ODS 1
Morte de crianças com suspeita de covid-19 revela abandono dos Yanomami
Vacinação e equipes médicas ainda não chegaram na região dos casos, no noroeste da maior terra indígena do país
Ana Lucia Montel*
Boa Vista (RR) – A morte de nove crianças de 1 a 5 anos com suspeita de Covid-19 das comunidades Waphuta e Kataroa, na região do Surucucu, em Alto Alegre, ao norte da Terra Indígena (TI) Yanomami, em Roraima, alerta para a falta de assistência médica.
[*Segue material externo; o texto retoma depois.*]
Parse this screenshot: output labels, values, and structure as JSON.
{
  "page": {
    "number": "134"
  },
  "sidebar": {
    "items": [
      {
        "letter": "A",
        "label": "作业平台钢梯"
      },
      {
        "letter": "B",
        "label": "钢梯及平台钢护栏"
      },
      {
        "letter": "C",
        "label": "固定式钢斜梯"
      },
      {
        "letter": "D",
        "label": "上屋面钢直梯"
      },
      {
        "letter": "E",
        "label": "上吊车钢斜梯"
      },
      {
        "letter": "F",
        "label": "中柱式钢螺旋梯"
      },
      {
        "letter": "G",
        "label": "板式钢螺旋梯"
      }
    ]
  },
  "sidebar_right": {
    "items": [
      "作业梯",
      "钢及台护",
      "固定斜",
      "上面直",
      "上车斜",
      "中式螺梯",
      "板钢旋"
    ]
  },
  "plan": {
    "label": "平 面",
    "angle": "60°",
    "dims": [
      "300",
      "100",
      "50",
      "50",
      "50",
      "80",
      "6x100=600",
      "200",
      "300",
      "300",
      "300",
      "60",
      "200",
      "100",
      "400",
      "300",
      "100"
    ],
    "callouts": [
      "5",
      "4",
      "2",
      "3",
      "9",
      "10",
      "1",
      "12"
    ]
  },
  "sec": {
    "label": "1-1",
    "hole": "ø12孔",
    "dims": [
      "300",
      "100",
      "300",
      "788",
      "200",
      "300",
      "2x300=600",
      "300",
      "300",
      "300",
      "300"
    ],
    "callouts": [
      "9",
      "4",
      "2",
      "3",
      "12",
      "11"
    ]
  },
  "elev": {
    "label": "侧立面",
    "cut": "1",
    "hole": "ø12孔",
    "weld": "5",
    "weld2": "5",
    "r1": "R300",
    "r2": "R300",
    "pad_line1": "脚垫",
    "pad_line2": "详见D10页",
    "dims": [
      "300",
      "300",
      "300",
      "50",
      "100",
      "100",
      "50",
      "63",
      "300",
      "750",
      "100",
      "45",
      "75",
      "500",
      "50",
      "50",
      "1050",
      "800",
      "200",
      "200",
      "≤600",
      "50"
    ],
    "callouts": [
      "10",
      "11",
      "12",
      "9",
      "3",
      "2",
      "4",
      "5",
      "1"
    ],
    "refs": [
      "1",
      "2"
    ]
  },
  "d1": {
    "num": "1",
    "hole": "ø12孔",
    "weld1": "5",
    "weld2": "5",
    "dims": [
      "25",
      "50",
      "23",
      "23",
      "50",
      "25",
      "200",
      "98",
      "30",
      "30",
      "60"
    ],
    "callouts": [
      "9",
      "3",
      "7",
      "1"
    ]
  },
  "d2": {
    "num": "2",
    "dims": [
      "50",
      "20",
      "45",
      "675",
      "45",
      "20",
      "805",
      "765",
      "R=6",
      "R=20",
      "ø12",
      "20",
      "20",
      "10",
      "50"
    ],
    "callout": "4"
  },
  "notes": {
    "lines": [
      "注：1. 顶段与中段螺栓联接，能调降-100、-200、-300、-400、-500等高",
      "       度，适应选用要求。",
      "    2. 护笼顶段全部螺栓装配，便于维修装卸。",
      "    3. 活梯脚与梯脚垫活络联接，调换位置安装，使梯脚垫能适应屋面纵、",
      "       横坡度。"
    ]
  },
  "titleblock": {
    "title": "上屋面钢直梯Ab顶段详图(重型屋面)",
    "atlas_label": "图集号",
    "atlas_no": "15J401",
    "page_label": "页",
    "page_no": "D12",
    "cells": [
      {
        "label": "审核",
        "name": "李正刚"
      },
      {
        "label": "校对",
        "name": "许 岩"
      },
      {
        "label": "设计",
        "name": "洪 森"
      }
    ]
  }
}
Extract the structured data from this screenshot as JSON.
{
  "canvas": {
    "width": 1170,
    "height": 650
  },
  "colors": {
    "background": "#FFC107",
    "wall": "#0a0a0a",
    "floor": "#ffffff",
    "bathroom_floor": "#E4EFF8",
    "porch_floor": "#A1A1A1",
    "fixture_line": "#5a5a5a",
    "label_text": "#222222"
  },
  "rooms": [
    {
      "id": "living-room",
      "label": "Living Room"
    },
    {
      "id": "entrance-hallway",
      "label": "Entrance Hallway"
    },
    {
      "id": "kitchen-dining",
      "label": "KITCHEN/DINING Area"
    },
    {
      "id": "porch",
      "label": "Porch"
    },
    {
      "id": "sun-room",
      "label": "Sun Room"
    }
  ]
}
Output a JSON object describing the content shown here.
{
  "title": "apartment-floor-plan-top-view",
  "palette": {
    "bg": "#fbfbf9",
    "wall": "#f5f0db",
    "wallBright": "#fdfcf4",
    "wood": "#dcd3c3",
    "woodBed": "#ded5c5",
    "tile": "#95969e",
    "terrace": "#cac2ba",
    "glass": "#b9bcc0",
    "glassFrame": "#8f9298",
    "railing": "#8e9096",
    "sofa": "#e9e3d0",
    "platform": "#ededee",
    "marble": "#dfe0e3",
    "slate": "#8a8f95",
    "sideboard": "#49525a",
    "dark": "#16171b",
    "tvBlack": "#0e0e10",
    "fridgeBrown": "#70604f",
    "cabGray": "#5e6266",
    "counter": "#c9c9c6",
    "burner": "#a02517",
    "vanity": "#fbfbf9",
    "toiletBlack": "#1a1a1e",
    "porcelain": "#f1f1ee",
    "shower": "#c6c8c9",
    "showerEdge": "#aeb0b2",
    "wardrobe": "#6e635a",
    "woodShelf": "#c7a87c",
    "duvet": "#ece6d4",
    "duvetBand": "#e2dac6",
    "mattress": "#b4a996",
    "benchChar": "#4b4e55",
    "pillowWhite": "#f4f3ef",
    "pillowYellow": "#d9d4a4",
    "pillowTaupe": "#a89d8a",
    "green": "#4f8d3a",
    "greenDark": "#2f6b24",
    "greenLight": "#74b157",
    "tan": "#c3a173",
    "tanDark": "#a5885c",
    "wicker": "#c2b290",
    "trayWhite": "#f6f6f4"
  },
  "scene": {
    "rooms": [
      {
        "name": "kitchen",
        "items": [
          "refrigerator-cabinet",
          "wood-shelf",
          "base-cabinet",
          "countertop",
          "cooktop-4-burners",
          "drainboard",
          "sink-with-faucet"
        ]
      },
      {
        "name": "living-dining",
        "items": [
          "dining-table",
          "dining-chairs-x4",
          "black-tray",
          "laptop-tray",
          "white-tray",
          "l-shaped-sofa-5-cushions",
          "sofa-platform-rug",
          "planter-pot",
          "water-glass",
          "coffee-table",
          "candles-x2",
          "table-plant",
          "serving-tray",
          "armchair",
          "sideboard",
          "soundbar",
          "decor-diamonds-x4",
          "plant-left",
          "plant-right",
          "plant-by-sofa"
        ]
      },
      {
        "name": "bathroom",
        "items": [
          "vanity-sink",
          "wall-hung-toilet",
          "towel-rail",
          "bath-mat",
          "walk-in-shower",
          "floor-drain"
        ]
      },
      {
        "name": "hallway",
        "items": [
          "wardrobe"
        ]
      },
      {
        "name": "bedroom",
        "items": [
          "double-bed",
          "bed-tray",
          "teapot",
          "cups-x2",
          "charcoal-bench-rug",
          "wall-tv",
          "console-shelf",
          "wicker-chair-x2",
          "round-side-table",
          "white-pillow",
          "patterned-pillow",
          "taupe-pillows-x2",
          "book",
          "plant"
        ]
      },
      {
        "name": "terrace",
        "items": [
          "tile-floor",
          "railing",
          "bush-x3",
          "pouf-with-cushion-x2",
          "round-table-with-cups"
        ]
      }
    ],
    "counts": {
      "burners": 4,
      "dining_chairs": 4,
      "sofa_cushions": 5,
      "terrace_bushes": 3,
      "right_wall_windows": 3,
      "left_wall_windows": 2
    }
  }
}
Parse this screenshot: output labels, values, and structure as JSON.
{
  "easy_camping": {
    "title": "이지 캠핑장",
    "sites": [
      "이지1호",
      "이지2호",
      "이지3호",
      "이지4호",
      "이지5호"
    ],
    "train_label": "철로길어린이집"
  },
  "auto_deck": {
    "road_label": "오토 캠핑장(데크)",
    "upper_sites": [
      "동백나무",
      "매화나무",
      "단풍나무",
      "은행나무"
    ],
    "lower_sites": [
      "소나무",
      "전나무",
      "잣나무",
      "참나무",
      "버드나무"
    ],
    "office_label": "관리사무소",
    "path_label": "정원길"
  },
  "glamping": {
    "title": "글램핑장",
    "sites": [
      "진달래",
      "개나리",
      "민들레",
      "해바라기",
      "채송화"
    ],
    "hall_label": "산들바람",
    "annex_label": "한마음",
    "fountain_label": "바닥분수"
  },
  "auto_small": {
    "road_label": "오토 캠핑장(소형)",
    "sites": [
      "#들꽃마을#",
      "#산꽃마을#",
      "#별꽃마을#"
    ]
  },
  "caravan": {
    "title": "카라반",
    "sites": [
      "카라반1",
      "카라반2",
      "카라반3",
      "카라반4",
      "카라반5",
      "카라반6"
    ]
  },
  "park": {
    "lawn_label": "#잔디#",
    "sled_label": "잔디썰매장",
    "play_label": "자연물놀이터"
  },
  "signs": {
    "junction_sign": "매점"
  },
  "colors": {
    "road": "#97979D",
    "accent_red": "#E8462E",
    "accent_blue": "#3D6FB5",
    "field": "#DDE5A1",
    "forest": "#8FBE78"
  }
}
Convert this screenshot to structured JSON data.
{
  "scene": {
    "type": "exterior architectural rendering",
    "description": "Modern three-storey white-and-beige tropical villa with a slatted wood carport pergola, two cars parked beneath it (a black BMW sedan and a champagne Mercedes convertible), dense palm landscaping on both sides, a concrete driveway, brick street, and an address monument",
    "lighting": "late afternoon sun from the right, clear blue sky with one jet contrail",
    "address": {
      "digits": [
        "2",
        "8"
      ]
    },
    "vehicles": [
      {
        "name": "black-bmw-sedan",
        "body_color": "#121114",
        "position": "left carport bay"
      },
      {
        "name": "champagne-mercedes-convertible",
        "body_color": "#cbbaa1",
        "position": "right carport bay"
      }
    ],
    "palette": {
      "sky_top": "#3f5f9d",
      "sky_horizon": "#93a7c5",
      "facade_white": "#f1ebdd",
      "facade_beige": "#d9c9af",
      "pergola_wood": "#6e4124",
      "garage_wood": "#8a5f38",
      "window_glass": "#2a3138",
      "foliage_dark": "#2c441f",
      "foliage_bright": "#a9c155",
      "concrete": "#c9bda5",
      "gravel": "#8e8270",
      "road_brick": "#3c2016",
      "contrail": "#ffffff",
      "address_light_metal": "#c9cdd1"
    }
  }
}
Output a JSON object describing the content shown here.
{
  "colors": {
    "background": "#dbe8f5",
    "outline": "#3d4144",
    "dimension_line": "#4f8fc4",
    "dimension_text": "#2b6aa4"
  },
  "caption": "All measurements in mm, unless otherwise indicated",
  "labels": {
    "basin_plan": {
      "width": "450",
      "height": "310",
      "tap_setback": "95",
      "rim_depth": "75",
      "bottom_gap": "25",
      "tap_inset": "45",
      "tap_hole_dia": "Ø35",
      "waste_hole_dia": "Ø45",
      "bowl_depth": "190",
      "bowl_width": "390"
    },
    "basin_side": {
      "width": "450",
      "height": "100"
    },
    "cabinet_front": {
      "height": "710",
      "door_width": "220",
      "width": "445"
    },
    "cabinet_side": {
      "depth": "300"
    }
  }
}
Conforme denúncia do Conselho Distrital Indígena Yanomami e Ye´Kuana (Condisi-YY), as crianças que morreram apresentavam sintomas como febre alta, de 38 a 40 graus e dificuldades de respirar. O primeiro óbito ocorreu em 2 de janeiro, e até o momento essas comunidades não receberam equipes médicas, nem as doses da CoronaVac, segundo o Condisi.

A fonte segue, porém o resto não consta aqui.